Sunshine Crack
5.11- YDS 6c French 22 Ewbanks VIII- UIAA 22 ZA E3 5c British
Type: | Trad, Alpine, 900 ft (273 m), 11 pitches, Grade IV |
FA: | Alex Lowe, S Scott, July 1980 |
Page Views: | 53,622 total · 237/month |
Shared By: | Steven Lucarelli on Oct 3, 2006 · Updates |
Admins: | Mark Roberts, Kate Lynn, Braden Batsford, Mauricio Herrera Cuadra |
Description
This climb is one of the best I have ever done! It follows a continuous crack system for almost 900 feet and has everything from fingers to offwidth. The following description is as my partner and I climbed it which was in six long pitches with a 60m rope. Done this way we thought that every pitch was in the 5.10 range. Bring two ropes to rap off (we had a tag line) and some warm clothes since you'll be in the shade for most of the climb.
P1: Climb up a steep right facing dihedral with two cracks and pull through a slight overhang on the left.

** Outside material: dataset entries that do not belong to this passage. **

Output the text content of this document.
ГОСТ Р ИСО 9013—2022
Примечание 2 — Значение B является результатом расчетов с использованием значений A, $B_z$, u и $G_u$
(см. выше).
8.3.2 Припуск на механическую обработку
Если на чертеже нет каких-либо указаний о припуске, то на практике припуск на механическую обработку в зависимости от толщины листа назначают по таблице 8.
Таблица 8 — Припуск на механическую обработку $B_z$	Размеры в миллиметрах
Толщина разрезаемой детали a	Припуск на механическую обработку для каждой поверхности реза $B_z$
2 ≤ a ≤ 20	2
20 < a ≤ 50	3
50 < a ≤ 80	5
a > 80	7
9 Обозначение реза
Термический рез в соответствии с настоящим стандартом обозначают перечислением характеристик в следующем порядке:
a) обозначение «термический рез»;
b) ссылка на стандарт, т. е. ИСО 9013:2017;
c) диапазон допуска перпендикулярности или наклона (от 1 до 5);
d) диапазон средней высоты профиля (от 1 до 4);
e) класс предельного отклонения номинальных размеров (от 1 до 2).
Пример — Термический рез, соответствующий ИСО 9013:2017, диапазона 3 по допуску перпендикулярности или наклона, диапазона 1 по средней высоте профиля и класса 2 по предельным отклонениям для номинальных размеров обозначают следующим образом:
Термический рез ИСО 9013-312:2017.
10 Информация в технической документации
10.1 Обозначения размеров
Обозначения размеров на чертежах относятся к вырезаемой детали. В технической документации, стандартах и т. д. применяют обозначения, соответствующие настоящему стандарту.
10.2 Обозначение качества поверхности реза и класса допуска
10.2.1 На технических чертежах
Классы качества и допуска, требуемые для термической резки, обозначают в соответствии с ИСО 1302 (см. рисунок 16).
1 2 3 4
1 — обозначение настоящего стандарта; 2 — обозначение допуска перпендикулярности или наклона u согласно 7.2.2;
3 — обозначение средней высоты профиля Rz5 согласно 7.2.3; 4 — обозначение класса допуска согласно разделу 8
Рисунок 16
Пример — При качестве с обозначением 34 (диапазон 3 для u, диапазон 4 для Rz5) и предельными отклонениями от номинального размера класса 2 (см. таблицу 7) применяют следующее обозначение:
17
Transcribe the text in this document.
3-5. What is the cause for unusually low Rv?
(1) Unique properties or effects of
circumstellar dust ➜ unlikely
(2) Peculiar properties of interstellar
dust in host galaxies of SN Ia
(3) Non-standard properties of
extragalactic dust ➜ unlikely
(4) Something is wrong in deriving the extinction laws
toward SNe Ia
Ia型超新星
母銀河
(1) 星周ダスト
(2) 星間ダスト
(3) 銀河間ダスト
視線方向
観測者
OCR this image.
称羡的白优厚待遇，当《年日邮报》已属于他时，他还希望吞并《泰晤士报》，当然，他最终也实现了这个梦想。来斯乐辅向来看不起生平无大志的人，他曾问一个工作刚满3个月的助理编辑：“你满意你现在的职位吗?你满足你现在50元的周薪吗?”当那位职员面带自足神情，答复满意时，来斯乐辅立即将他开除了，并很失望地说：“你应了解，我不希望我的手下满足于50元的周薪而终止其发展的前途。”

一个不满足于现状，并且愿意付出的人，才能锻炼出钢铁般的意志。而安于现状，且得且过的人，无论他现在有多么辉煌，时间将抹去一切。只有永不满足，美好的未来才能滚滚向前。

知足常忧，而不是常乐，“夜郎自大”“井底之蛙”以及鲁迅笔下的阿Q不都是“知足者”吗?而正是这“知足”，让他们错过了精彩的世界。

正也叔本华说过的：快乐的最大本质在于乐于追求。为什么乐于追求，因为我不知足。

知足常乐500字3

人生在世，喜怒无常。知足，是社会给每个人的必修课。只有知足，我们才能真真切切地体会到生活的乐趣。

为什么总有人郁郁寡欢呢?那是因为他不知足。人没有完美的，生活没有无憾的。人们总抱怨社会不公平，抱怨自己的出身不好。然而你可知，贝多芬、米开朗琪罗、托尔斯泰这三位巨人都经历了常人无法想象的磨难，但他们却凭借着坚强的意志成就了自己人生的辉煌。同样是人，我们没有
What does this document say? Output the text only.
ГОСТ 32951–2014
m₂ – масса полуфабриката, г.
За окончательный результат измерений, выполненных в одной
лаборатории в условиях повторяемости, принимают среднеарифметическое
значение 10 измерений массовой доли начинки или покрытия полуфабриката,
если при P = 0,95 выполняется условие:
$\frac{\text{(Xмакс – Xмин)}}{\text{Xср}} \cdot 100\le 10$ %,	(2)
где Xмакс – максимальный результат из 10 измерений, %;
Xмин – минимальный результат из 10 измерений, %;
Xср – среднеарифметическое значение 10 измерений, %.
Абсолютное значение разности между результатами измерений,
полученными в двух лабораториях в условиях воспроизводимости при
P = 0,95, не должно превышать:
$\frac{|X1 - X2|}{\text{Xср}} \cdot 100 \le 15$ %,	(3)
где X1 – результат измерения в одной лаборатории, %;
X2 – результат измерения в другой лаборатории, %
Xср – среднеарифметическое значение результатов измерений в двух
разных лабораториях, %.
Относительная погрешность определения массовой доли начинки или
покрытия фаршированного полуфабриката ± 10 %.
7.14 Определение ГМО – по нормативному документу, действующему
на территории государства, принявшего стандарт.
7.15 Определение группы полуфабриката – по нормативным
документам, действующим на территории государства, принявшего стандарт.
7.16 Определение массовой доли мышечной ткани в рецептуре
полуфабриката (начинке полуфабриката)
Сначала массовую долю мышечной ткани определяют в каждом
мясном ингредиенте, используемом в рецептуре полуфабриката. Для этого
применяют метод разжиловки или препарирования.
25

Continue up an obvious crack bypassing the first anchor. The crack gradually widens to an offwidth as the wall gets steeper. Work your way up the solid 5.10 OW and pull onto lower angle rock to another anchor. I thought this pitch felt about 5.10c.
P2: Continue up the crack for about 10' until you get to another crack that angles slightly up and right. Hand traverse right until the crack starts heading straight up again and follow it past an anchor into a perfect 2" crack. Layback to the right off a wide crack and into a dihedral and belay at the anchor. (Note: I was about 5' short of the anchor so we had to simul-climb to reach it).
P3: Continue up the dihedral till you get to another overhang. Power through a crack near the left side of the overhang and then traverse back right to gain another crack that continues up and belays about 20' below the crux roof. This pitch is probably hard 10.
P4: The crux of this pitch and the whole climb is obvious. Climb up 20' until you're beneath a large corner roof. Plug a couple pieces at the lip and fire it, I didn't think this was too hard, just don't hang out or fiddle with gear until you're back on your feet. Climb past an anchor and up another overhanging bulge to a good belay stance.
P5: Follow the cracks up and slightly right in a left facing dihedral from what I can recall. The crack will gradually go back left following a large flake until you get to a stance beneath a splitter wide-hands/fist crack.
P6: This pitch is the icing on the cake. Jam the steep hand and fist crack for about 100' until the crack splits left and right. If you are spent you might want to consider going left at about 5.8 but it would be a shame to miss the crack heading right. Hand traverse right with great exposure and into a perfect hand crack that heads up and back left. As the crack comes to an end place one last piece and pull a few hard face moves to top out. This pitch is long but a 60m rope will just make it.
At this point you can rap back down the way you came up or jump onto one of the other routes nearby if you want to go to the summit.